3. read a queer book from a genre you read a lot

PETER DARLING (Austin Chant)

Ten years ago, Peter Pan left Neverland to grow up, leaving behind his adolescent dreams of boyhood and resigning himself to life as Wendy Darling. Growing up, however, has only made him realize how inescapable his identity as a man is.

But when he returns to Neverland, everything has changed: the Lost Boys have become men, and the war games they once played are now real and deadly. Even more shocking is the attraction Peter never knew he could feel for his old rival, Captain Hook—and the realization that he no longer knows which of them is the real villain.


Romances! I can’t get enough of them. I loved Austin Chant’s COFFEE BOY, and I loved what little I managed to read of PETER DARLING so far, but I made the mistake of starting it during a time when I had so much to do I could never find the time to read. I can’t wait to get back into it!
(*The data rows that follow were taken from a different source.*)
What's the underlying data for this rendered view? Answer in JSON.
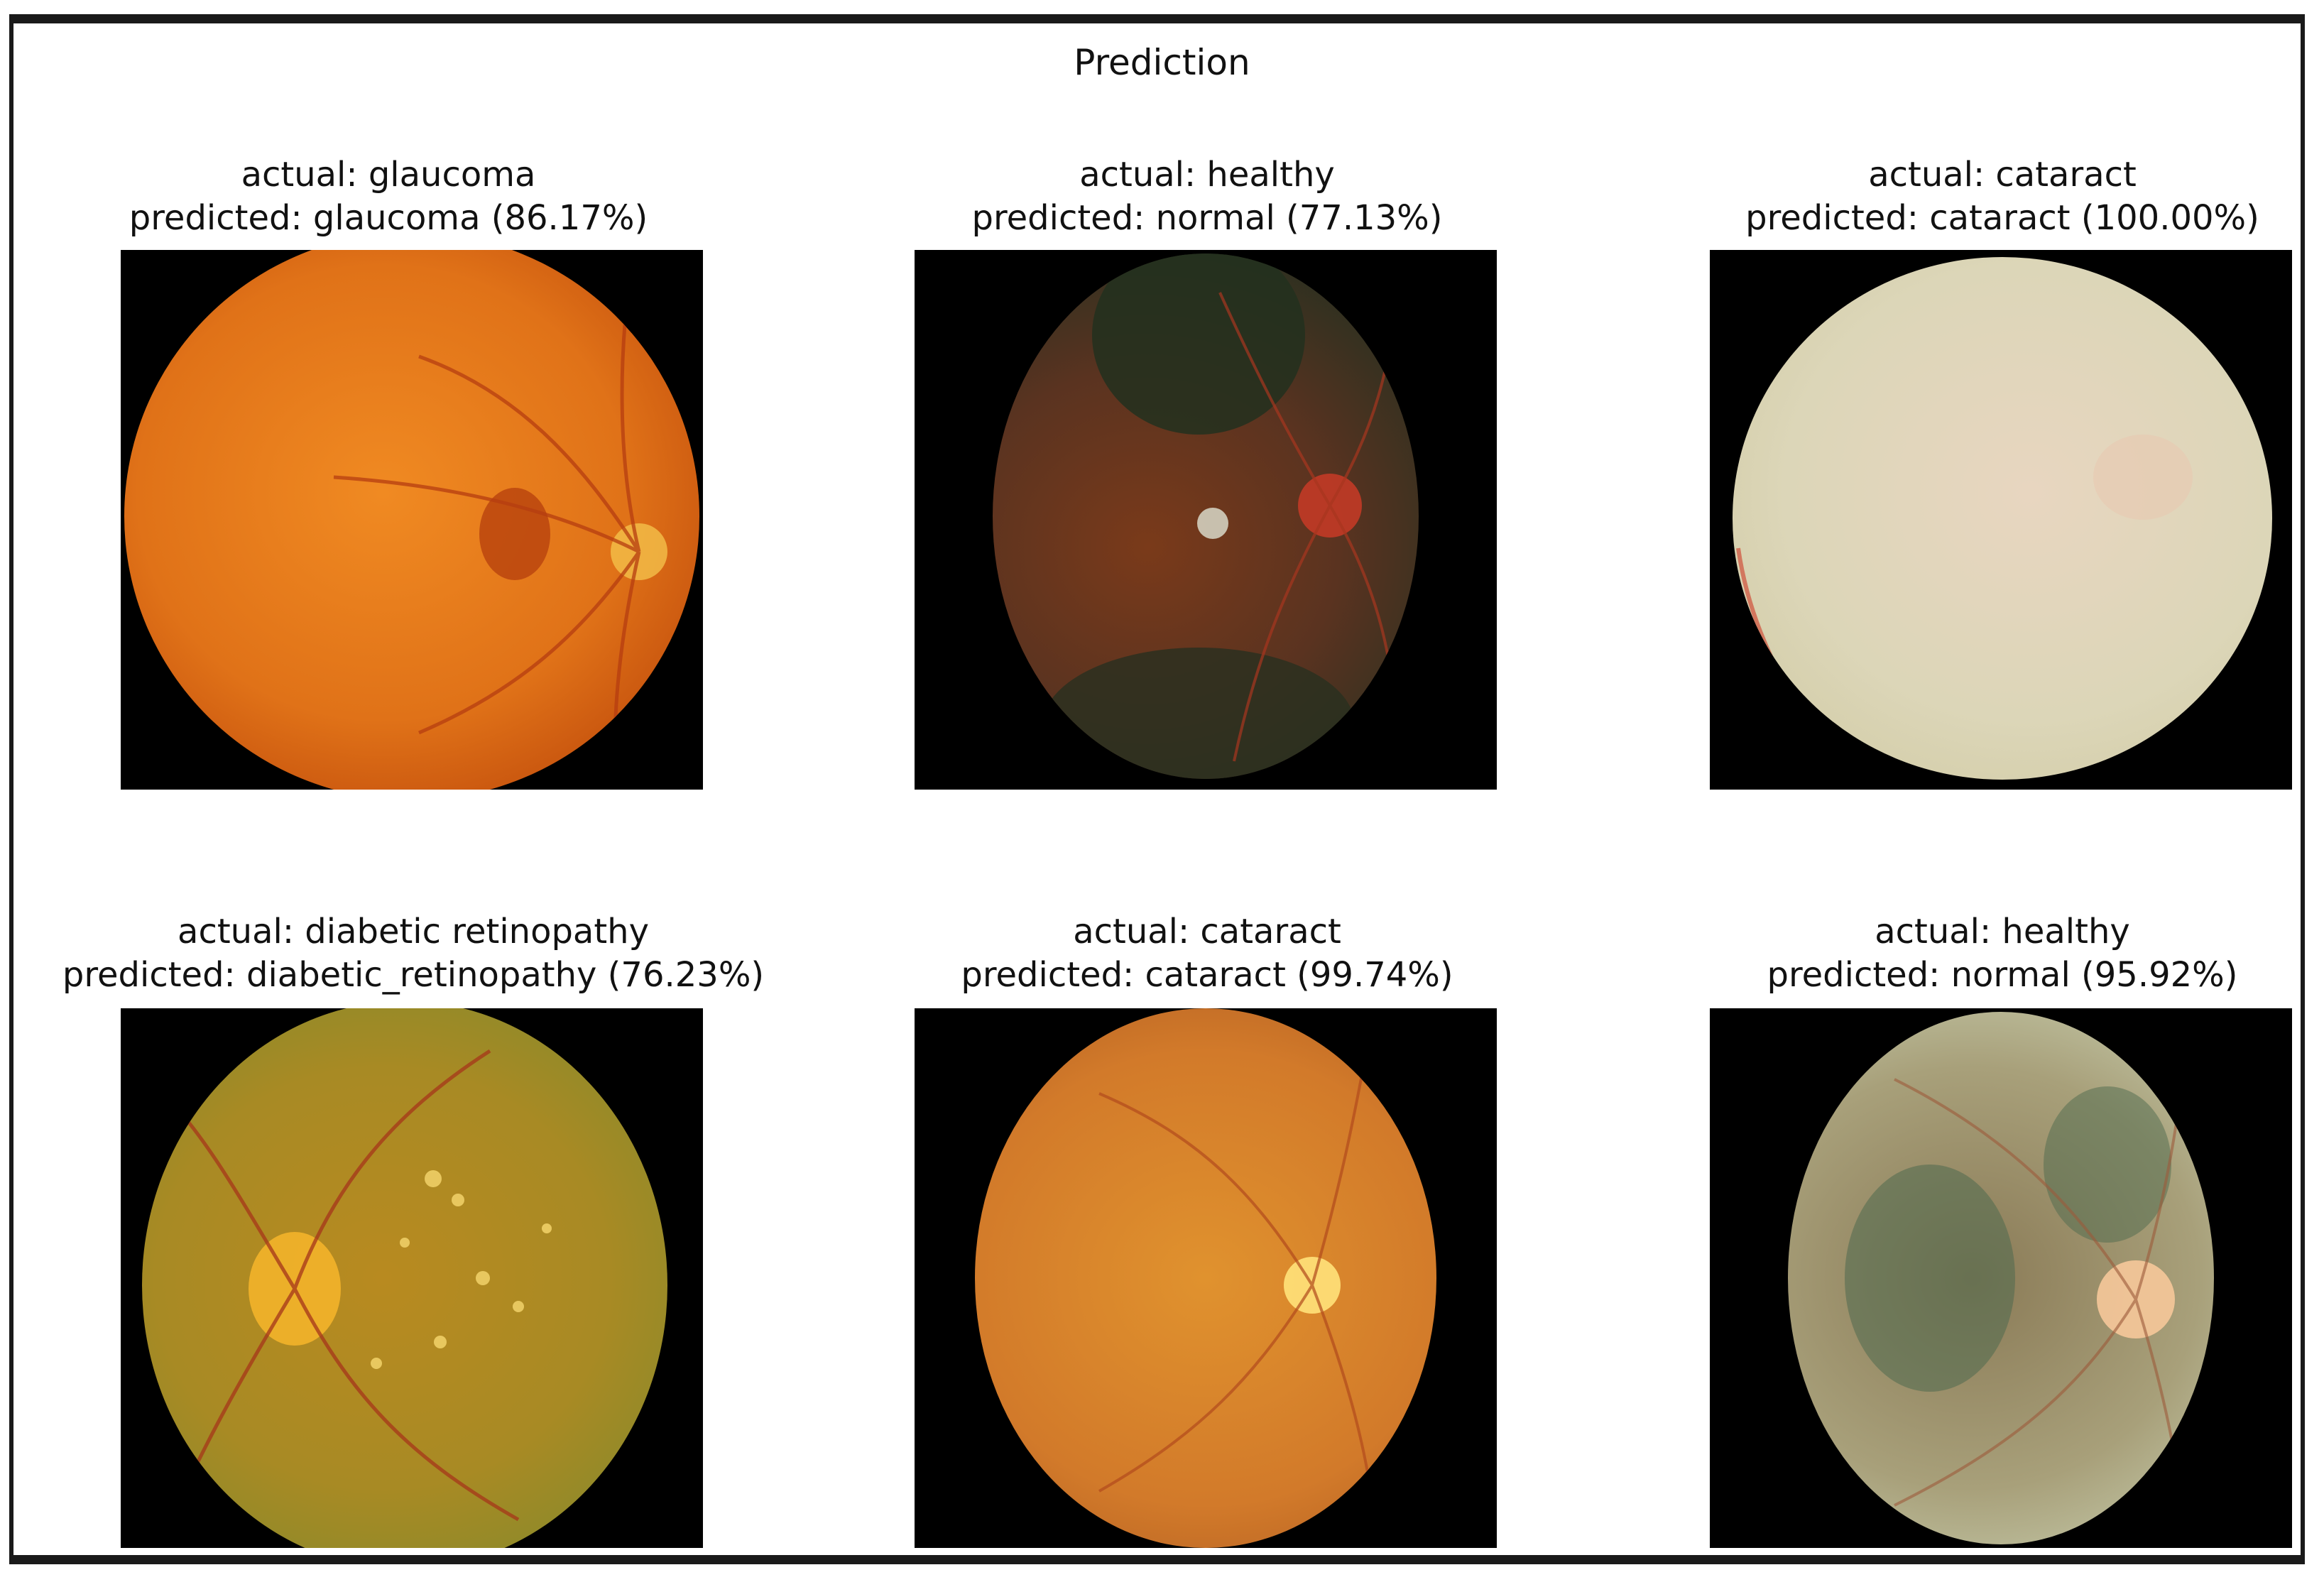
{
  "figure": {
    "title": "Prediction"
  },
  "panels": [
    {
      "actual": "actual: glaucoma",
      "predicted": "predicted: glaucoma (86.17%)"
    },
    {
      "actual": "actual: healthy",
      "predicted": "predicted: normal (77.13%)"
    },
    {
      "actual": "actual: cataract",
      "predicted": "predicted: cataract (100.00%)"
    },
    {
      "actual": "actual: diabetic retinopathy",
      "predicted": "predicted: diabetic_retinopathy (76.23%)"
    },
    {
      "actual": "actual: cataract",
      "predicted": "predicted: cataract (99.74%)"
    },
    {
      "actual": "actual: healthy",
      "predicted": "predicted: normal (95.92%)"
    }
  ]
}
4. read a queer book from a genre you rarely read

DEAR HERCULINE (Aaron Apps)

Dear Herculine, a harrowingly eloquent cri de coeur, melds consciousnesses and bodies across one and a half centuries, from 1832–2014. Intersexed writer Aaron Apps to intersex reader, the long-dead martyr to early gender-reassignment surgery, Herculine Barbin, speaks from a place so far inside of the abjected subject that it comes out the other end as estranged, engorged and gorgeous language, in letters comprising ‘two intersexed bodies composed of multiple parts, and the mess of flesh and text that stands between.’ Unlike Yeats, who desired to be consumed in artifice to escape the human condition, that of being ‘sick with desire/ And fastened to a dying animal/[That] knows not what it is,’ Apps plunges into the carnal killing floor with his nineteenth-century interlocutor, binding their fates as he is ‘shackled to a rotting double, rotting in the space between, rotting in the space of the letters.’ Apps’s fearlessness and the beauty of his prose inspires, pushing poetry, kicking and screaming and expiring with shame, to where it desperately wants to go. A brilliant achievement that defies the triumphalism of that descriptor, Dear Herculine is a cache of love letters urgently needed to heal this world.

I’m not sure how I came across this book, but it sounds super interesting!

4b. read a queer comic/graphic novel

LUMBERJANES: BEWARE THE KITTEN HOLY (Noelle Stevenson)

Jo, April, Mal, Molly and Ripley are five best pals determined to have an awesome summer together... and they’re not gonna let any insane quest or an array of supernatural critters get in their way!

Someone bought me this off my amazon wishlist (thank you, friend!) and I haven’t found the time to read it yet. It seems fun and light-hearted, which makes it sound like a perfect summer read!







4c. read a queer nonfiction book

LUDWIG II.: DER UNZEITGEMÄSSE KÖNIG (Oliver Hilmes)

You might know that I’m super into musicals (I am so into musicals. Really. Ask me about it, I dare you) and I’m going to go see Ludwig2 – The Musical in August. Ludwig II. was King of Bavaria (where I live!) and queer, so this musical is like the perfect combination of my interests. However, I don’t expect there to be a lot of (historically accurate) information, so I decided to also read this biography to get a look into the real history behind the musical.

So, that’s my reading list for this summer! Is there anything that caught your eye? Do you already have ideas for what you’re going to read?